Client State Saving Method
I am unable to get theclient[\b] State Saving MEthod to work as I understand it should.
Having added
<context-param>
<param-name>javax.faces.STATE_SAVING_METHOD</param-name>
<param-value>client</param-value>
</context-param>
to the web.xml I expected the managed beans (which are all serializable) to be serialized to the client.
The expected hidden field containing a length on base64 (or whatever) appears in the rendered HTML.
However when testing it appears that the managed beans are not stored on the client.
1. When running in a multiple server environment through a round-robin load balancer the state is lost.
2. When restarting the application server where the sessions are not persisted to the file system the state is lost.
3. When debugging the application in the application server the instances of the managed beans remeain the same through requests; they have not been serialized and deserialized.

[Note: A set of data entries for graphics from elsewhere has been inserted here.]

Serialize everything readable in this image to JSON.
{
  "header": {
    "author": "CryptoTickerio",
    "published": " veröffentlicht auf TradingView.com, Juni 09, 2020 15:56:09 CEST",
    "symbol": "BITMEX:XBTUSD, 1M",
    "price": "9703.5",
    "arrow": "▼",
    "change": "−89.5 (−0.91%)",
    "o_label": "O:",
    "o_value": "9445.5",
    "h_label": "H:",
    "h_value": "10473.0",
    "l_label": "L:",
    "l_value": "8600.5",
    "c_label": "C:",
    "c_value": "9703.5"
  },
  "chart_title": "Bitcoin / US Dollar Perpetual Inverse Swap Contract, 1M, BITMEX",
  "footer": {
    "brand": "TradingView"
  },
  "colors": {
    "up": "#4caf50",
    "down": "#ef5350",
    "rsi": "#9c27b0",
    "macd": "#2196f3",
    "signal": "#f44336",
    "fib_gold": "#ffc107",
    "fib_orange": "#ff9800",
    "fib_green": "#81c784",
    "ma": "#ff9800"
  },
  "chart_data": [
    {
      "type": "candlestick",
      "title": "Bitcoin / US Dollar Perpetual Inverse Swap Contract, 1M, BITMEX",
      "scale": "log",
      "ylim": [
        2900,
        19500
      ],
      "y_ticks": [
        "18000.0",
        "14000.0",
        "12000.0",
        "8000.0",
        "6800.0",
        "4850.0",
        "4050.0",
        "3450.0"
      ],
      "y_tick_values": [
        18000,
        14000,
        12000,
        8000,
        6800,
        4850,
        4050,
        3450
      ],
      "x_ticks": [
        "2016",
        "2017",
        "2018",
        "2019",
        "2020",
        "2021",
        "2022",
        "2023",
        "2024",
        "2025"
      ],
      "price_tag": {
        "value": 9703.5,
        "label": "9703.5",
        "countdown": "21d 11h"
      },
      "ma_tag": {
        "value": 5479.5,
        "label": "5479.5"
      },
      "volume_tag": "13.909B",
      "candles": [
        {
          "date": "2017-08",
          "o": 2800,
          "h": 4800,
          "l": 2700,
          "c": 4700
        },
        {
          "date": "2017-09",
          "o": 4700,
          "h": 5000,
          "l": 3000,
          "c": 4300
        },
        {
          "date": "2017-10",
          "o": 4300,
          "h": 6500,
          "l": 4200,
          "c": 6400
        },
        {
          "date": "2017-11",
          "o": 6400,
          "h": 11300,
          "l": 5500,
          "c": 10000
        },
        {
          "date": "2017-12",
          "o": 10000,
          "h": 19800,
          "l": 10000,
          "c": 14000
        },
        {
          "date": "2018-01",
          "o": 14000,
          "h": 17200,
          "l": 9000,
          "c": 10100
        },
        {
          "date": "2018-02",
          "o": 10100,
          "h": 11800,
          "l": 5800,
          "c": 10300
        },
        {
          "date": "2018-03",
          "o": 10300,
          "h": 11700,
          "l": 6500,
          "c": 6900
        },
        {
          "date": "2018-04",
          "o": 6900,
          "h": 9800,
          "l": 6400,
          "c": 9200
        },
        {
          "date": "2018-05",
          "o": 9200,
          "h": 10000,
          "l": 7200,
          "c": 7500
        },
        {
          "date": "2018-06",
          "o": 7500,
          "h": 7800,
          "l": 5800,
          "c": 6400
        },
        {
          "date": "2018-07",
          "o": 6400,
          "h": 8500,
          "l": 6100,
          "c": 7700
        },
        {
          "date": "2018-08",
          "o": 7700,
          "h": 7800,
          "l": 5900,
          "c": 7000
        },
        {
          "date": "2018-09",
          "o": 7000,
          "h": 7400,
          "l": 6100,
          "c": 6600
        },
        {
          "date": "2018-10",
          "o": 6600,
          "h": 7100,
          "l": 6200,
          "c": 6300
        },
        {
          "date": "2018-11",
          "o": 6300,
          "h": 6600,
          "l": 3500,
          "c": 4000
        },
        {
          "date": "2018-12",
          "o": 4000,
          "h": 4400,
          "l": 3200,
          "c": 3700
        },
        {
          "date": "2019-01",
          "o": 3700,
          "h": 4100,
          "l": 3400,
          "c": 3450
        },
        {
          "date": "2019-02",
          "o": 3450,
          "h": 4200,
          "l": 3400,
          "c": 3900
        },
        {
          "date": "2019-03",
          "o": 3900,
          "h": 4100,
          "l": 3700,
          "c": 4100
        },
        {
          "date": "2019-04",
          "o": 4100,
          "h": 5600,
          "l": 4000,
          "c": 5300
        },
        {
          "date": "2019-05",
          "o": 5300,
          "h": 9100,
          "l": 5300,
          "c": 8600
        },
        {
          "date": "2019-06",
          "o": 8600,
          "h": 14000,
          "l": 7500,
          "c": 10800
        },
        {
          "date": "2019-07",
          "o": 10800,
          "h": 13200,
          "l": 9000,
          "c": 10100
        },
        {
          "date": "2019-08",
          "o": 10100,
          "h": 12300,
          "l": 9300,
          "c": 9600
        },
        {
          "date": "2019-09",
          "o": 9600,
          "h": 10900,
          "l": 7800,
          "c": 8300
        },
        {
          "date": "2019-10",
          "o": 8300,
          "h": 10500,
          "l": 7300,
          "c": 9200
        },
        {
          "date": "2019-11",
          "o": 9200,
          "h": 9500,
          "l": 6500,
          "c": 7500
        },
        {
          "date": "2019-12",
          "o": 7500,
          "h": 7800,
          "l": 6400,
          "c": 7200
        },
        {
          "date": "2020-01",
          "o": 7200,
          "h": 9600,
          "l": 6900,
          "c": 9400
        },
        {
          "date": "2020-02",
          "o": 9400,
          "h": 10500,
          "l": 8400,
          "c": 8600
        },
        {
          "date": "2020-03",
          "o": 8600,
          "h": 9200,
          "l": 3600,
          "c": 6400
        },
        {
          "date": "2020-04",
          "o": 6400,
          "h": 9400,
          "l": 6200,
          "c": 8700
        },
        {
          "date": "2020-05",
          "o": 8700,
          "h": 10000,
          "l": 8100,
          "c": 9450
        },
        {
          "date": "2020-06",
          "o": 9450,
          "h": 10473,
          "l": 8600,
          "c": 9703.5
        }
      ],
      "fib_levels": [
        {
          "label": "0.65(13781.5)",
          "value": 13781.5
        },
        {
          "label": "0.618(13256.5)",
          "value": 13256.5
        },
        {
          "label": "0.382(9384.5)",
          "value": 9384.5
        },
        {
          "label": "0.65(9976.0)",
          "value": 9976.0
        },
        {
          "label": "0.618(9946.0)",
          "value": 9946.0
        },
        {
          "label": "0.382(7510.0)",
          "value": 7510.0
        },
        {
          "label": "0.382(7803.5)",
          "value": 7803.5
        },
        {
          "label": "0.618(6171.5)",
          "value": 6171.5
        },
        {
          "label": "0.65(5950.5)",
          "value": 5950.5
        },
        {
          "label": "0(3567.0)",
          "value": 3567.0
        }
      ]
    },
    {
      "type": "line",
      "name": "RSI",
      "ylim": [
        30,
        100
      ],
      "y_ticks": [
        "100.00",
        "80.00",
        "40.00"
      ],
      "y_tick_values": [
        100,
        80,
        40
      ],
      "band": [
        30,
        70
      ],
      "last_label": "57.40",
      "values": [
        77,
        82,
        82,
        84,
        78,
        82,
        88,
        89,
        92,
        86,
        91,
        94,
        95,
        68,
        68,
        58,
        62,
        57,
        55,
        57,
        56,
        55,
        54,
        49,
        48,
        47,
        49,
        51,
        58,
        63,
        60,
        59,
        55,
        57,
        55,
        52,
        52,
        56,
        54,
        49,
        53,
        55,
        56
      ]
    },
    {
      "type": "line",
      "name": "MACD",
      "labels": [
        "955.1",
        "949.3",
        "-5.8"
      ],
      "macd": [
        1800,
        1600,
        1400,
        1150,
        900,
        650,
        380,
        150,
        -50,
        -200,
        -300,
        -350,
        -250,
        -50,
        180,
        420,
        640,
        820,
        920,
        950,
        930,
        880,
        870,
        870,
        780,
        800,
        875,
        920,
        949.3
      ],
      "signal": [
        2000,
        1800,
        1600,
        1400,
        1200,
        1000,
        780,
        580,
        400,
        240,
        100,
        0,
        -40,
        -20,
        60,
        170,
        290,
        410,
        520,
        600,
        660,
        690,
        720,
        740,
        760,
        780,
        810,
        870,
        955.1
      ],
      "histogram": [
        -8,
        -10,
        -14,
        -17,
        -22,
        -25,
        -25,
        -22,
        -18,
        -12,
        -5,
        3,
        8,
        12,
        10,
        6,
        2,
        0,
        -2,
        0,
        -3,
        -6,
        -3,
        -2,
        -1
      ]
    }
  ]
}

So why is the state not being stored on the client and acting as though the STATE_SAVING_METHOD setting is 'server'?
I am running Tomcat 4.1.24 and have tried JSF RI 1.1_01 and MyFaces 1.1.3.
Any help would be gratefully received.
[1281 byte] By [
Hyperiona] at [2007-10-3 2:30:05]

For the managed beans, "application" scope obviously MUST be stored on the server, and "request" scope doesn't get saved beyond the request anyway. Only "session" scope would be relevant, but that is defined to use the standard servlet session context methods.
I could imagine an enhancement where a "client" scope bean was saved on the client side if the "STATE_SAVING_METHOD" was "client".
Meanwhile, you can save basic state objects on the client side by adding "h:inputHidden" tags to your forms, and binding the values to the bean properties you want saved.
If you need more complicated objects saved on the client side, you can make them part of the "component state":
* Creating a custom component (perhaps extending the HtmlInputHidden component) where you override the "restoreState" and "saveState" methods would let you do this.
* Without creating a custom component, but using "f:attribute" inside a standard component tag might work too -- it will certainly save the state, but I'm not sure if it will be reapplied to the bean when the component is restored.
Apart from all that, if you are concerned with saving state on the client, and saving bandwidth, you probably should look at the various "AJAX" implementations (including JSF based ones).